Calculate \(R^2\) using the formula
\(R^2 = 1 - \frac{RSS}{TSS}\). 3.
Compare your calculation with the summary() output.
1c. Limitations of \(R^2\): 1. What happens to \(R^2\) when you add more variables to a model, even irrelevant ones? 2. Why might a high \(R^2\) not indicate a good model?
2a. 1. Write down the regression model in matrix form and explain each symbol.
2b. Create a multicollinear scenario:
# Create multicollinear data
set.seed(123)
n <- 100
x1 <- rnorm(n)
x2 <- 0.95*x1 + rnorm(n, sd = 0.1) # Highly correlated with x1
x3 <- rnorm(n)
y <- 2 + 1.5*x1 + 0.8*x3 + rnorm(n)
# Fit models
model_collinear <- lm(y ~ x1 + x2 + x3)
summary(model_collinear)
# Check variance inflation factors (VIF)
Questions: 1. What happens to the standard errors when multicollinearity is present? 2. How do the VIF values indicate multicollinearity? 3. What are the practical implications for interpreting coefficients in the presence of multicollinearity?
Using the turnout data:
# Calculate leverage (diagonal of hat matrix)
model <- lm(Turnout ~ GDP + Temperature, data = turnout_clean)
# Method 1: Using hatvalues()
leverage1 <- hatvalues(model)
# Method 2: Calculate manually
# Compare
# Identify high leverage points
Questions: 1. What does leverage measure? Why do we care about high leverage points? 2. What is the average leverage value? What’s the theoretical value? 3. Create a plot of leverage vs. observation index. Add a horizontal line at \(2p/n\) (where p = number of parameters).
4a. 1. Define DFBETA and Cook’s Distance. What does each measure? 2. What’s the difference between an outlier and an influential point?
4b. Using the turnout model:
# Calculate DFBETA
# Plot DFBETA for Temperature coefficient
Questions: 1. Which observations are influential for the Temperature coefficient? 2. What happens to the Temperature coefficient if you remove the most influential observation? 3. Calculate Cook’s Distance for all observations. Which observations have Cook’s D > 0.5?

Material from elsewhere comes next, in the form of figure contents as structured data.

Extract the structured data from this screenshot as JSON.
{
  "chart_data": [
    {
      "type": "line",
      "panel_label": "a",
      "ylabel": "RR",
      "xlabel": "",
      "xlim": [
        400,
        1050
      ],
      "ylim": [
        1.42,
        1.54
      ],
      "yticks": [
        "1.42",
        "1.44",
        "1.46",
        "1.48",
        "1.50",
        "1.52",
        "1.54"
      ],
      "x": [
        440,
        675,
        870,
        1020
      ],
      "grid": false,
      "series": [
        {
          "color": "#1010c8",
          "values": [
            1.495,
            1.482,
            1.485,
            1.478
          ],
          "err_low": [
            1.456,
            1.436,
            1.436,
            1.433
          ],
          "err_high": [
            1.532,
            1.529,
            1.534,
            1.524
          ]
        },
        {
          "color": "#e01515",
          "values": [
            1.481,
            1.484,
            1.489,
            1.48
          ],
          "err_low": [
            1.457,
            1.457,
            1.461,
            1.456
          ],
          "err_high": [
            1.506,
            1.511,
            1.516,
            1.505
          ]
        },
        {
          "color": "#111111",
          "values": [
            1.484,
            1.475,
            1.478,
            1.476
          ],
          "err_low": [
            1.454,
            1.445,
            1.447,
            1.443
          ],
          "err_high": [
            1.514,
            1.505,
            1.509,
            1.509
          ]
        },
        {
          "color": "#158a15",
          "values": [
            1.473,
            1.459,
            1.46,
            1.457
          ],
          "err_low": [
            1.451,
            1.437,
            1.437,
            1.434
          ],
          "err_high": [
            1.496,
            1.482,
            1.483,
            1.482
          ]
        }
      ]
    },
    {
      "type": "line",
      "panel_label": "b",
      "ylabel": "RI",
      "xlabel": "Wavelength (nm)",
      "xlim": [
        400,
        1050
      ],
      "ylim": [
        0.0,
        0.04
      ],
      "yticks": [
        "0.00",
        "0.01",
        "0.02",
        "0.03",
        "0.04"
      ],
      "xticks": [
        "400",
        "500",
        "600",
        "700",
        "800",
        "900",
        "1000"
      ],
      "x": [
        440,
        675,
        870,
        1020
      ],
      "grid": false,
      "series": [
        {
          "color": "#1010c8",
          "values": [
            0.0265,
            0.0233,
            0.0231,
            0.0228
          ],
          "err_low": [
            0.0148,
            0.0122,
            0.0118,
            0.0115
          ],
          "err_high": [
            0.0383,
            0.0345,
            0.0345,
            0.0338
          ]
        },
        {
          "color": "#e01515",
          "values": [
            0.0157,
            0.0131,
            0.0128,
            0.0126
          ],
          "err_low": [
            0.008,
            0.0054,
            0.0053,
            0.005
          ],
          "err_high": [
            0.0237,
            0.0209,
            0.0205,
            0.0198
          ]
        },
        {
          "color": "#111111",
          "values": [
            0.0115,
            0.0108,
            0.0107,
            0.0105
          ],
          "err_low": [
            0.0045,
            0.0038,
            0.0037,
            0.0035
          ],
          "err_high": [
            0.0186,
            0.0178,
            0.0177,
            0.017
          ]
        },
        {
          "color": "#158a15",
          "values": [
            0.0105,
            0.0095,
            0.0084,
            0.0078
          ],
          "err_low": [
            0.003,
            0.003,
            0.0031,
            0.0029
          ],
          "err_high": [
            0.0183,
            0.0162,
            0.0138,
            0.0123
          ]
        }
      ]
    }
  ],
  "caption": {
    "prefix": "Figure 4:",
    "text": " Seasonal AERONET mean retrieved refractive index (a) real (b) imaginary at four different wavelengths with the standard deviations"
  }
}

4c. Case Study Analysis: Identify the most influential observation in your model and analyze it:
# Find most influential observation
# Analyze this observation
# Run model without this observation
# Compare coefficients
Questions: 1. Why is this observation influential? Consider its leverage and residual. 2. Should this observation be removed? What are the ethical and methodological considerations? 3. What would you recommend to a researcher who found such an influential observation in their data?